You can breathe easy and take the sticky tape off the windows because the solar system won't be hit by the rogue white dwarf WD 0810-353 in 29,000 years. ESO’s Very Large Telescope (VLT) shows that early calculations were a bit off.
Sometimes, you have to step back and look at the big picture. Unfortunately, the big picture can be pretty alarming. It's one thing to strive to achieve great things and to build a better world, but that comes off as a bit futile when you find out that a dirty big rogue star two-thirds the mass of the Sun could muck everything up in 29,000 years.
It makes you want to think twice about buying new carpet.
The latest scare came about in 2022 when astronomers Vadim Bobylev and Anisa Bajkova analyzed the data sent back by ESA's Gaia space observatory, which was launched in 2023. By studying the shift in the spectrum of the white dwarf star WD 0810-353 in the constellation of Puppis 36 light-years away, they calculated that the star was on a collision course with our solar system.
Since the rogue star will only pass within 31,000 AU (2.8 trillion miles, 4.6 trillion km) of the Sun, this doesn't seem much to lose sleep over, but that distance means it will pass through the Oort cloud, which is home to icy objects only kept in position by the tenuous grip of the distant Sun.

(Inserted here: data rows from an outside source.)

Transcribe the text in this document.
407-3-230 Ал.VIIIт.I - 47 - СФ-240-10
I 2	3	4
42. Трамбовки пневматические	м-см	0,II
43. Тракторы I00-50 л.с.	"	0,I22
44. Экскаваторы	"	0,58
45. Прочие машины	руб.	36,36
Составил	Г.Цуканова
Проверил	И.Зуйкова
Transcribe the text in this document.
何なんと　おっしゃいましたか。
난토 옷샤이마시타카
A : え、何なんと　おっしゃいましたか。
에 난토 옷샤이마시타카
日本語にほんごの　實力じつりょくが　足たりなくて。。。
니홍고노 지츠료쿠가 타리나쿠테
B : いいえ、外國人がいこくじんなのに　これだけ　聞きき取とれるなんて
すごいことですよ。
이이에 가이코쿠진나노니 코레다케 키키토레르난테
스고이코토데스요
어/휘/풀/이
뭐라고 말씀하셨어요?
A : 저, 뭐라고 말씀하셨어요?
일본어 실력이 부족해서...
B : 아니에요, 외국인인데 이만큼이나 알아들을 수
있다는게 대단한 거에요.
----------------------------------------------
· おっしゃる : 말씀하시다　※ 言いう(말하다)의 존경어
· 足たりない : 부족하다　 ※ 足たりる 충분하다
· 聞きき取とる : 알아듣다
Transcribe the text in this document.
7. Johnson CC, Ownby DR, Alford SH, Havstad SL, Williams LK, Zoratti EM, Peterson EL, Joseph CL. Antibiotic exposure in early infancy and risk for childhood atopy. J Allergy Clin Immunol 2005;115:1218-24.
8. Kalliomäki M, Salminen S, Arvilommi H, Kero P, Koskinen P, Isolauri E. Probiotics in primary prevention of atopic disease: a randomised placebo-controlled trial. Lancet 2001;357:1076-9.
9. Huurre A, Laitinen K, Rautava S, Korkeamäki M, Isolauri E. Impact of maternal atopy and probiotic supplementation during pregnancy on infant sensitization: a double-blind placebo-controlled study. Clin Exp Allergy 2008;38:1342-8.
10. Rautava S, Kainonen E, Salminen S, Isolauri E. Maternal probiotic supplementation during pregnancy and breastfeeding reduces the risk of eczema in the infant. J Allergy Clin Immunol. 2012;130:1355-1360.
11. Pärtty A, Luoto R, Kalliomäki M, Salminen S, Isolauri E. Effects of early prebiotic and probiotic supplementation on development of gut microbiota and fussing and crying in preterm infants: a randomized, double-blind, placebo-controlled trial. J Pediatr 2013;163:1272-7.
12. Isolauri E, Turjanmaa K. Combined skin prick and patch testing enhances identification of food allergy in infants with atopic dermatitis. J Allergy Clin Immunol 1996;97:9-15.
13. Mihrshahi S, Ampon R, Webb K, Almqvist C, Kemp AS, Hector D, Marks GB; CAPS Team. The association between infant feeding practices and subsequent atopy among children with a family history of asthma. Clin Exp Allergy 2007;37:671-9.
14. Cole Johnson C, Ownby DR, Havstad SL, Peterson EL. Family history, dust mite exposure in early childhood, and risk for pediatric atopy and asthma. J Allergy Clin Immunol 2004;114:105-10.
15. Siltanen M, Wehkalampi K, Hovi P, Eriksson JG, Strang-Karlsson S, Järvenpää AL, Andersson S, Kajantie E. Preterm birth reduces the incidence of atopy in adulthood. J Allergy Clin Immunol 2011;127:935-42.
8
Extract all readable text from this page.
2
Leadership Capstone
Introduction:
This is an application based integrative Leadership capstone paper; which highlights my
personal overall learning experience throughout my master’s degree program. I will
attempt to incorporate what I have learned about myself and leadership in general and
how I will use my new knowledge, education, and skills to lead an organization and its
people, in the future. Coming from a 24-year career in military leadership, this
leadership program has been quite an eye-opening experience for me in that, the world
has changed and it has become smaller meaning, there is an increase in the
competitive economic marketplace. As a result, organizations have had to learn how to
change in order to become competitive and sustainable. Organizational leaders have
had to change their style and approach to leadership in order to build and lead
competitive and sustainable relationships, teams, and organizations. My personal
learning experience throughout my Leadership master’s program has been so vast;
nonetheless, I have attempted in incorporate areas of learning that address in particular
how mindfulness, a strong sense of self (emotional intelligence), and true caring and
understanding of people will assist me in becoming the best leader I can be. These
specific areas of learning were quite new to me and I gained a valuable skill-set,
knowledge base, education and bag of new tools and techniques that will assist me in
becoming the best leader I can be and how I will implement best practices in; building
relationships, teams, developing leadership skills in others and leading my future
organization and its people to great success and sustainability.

When something like a rogue star passes through it, it can dislodge these objects and send them into the inner solar system.
Long story short: it could cause a rain of comets and asteroids in 29,000 years, like the one that may have killed off the dinosaurs.
However, that's not going to happen. Another team of scientists at the European Southern Observatory (ESO) used the facility's FOcal Reducer and low dispersion Spectrograph 2 (FORS2) installed on ESO’s VLT at the Paranal Observatory in the Atacama Desert in Chile.
Taking new spectra of the rogue star confirmed that the first calculations hadn't taken into account the powerful magnetic field of the star. Such fields can distort a spectrogram, spreading out the spectral lines and shifting them into new wavelengths. In the case of WD 0810-353, it made it look as if it was coming our way. By correcting the spectrum using a polarizing filter, a more accurate calculation was possible, which showed that the first estimate was more than a little bit off.
"We found that the approach speed measured by the Gaia project is incorrect, and the close encounter predicted between WD0810-353 and the Sun is actually not going to happen," says Stefano Bagnulo, an astronomer at Armagh and co-author of the study. "In fact, WD0810-353 may not even be moving towards the Sun at all."
In other words, the Earth is safe … for now.
The research was published in The Astrophysical Journal.